Palladium is closing in on parity with gold after hitting an all-time record value of £923.23 per ounce in the early hours of this morning as a supply deficit and speculation that the Chinese automobile industry will act drove demand up sharply either side of the weekend.
Gold is currently £950 per ounce, while palladium is slightly down from this morning’s peak at £918.16 per ounce; a 3.36% difference in value compared to what usually would be 21.4%. The last time gold and palladium were equals was October 2002, with palladium prices crossing paths with gold as they came down from a recent peak.
Palladium price, per ounce, in GBP for the past three years.
The changes, detailed below, are a remarkable rise in the fortunes of palladium and a sign that it is likely to be the best performing precious metal for 2018.
- £56.16 per ounce (6.51%) in the past week
- £89.89 (10%) in the past month
- £202.25 (28.23%) in the past 3 months
- £553.88 (153.25%) in the past 3 years
Market analysts are attributing the rapid pursuit of palladium as a combination of the supply deficit (239,000 ounces according to Johnson Matthey) but also the bandwagon effect, with experts suggesting investors like to buy assets that are on the up. Citigroup is predicting “extreme tightness” for the next six months, with a price estimation of $1,300 per ounce of palladium (£1,010.31) by the end of June 2019.
Some of the investor demand is believed to be from China as a pre-emptive move before the US can implement further tariffs as part of the ongoing trade war between the two nations, and there is additional speculation that China will be providing a stimulus to the car industry – in order to energise a flat market and continue with its cleaner air initiatives across the country – though the shared disappointing industry figures from the UK and the US suggest that maybe such a problem isn’t entirely China’s fault nor is it going to be resolved with domestic policy. Palladium’s performance does hinge heavily on the performance of the automotive industry however, with 80% of total demand coming from this industry.

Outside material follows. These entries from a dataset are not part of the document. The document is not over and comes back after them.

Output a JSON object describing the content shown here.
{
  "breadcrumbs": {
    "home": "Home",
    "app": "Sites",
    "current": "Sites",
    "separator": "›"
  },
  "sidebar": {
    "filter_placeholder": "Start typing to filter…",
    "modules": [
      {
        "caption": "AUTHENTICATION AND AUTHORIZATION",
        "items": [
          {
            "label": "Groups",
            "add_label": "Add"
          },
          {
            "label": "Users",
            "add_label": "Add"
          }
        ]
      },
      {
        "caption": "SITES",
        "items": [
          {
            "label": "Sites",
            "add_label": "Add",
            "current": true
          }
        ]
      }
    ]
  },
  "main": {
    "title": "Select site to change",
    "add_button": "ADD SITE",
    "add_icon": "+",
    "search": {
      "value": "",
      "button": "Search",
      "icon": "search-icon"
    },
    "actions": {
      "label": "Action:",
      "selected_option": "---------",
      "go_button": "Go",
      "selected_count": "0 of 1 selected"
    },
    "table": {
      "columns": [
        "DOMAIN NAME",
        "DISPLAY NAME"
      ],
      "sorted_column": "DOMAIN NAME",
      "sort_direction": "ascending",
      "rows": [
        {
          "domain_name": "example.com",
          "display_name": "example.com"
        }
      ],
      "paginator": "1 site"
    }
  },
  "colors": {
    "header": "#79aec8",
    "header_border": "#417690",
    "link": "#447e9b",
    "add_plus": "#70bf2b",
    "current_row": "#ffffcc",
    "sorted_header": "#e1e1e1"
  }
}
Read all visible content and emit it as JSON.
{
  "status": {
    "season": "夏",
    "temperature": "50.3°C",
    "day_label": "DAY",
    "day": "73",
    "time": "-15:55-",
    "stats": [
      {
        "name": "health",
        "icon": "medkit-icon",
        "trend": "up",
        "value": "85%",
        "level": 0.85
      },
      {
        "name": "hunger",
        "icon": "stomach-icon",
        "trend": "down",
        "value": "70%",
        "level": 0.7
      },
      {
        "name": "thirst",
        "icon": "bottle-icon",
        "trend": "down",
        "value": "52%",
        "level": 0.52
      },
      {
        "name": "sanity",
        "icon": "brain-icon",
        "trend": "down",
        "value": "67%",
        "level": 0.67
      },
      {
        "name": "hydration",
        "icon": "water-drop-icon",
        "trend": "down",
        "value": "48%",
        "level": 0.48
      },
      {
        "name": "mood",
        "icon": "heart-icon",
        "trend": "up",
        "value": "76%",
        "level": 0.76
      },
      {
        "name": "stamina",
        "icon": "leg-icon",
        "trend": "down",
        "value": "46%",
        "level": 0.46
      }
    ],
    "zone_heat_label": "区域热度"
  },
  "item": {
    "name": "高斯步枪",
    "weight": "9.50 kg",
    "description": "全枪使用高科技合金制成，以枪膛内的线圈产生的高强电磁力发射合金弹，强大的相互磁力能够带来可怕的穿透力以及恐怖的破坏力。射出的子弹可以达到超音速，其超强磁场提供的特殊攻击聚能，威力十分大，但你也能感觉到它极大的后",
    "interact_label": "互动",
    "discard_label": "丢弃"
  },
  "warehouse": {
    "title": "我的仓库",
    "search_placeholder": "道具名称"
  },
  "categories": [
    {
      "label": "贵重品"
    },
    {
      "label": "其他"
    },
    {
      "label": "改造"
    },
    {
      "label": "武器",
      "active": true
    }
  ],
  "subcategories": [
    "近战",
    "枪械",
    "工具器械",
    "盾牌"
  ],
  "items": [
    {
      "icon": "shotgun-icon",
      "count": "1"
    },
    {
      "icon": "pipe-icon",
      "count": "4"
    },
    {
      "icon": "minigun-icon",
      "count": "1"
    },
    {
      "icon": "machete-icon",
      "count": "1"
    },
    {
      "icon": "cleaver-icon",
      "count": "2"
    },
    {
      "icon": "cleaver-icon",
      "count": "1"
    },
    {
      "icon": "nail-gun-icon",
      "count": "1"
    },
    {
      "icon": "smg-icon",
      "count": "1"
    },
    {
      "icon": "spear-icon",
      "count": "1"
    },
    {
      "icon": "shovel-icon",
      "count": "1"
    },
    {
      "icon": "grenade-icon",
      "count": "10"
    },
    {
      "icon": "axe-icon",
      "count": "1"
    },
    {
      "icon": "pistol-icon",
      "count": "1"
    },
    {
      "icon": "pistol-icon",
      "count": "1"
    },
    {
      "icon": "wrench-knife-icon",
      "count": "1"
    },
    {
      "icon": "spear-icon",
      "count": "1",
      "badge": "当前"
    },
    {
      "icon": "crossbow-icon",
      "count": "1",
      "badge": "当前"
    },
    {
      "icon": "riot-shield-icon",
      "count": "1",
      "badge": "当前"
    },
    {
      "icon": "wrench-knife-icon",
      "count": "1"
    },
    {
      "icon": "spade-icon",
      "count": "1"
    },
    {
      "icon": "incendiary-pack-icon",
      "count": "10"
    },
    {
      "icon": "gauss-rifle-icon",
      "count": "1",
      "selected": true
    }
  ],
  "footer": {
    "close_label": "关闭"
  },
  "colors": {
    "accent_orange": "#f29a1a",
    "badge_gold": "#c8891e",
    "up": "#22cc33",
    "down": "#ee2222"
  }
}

Palladium is used in catalytic converters for vehicles in order to reduce emissions, being favoured in petrol-based engines. Platinum, the traditional rival, is current seen as quite cheap compared to the recent historical averages and some investors and market analysts are expecting a switch from one metal to the other as palladium grows in value but given the limited substitution capacity for the two metals there’s not currently much appetite for platinum investment.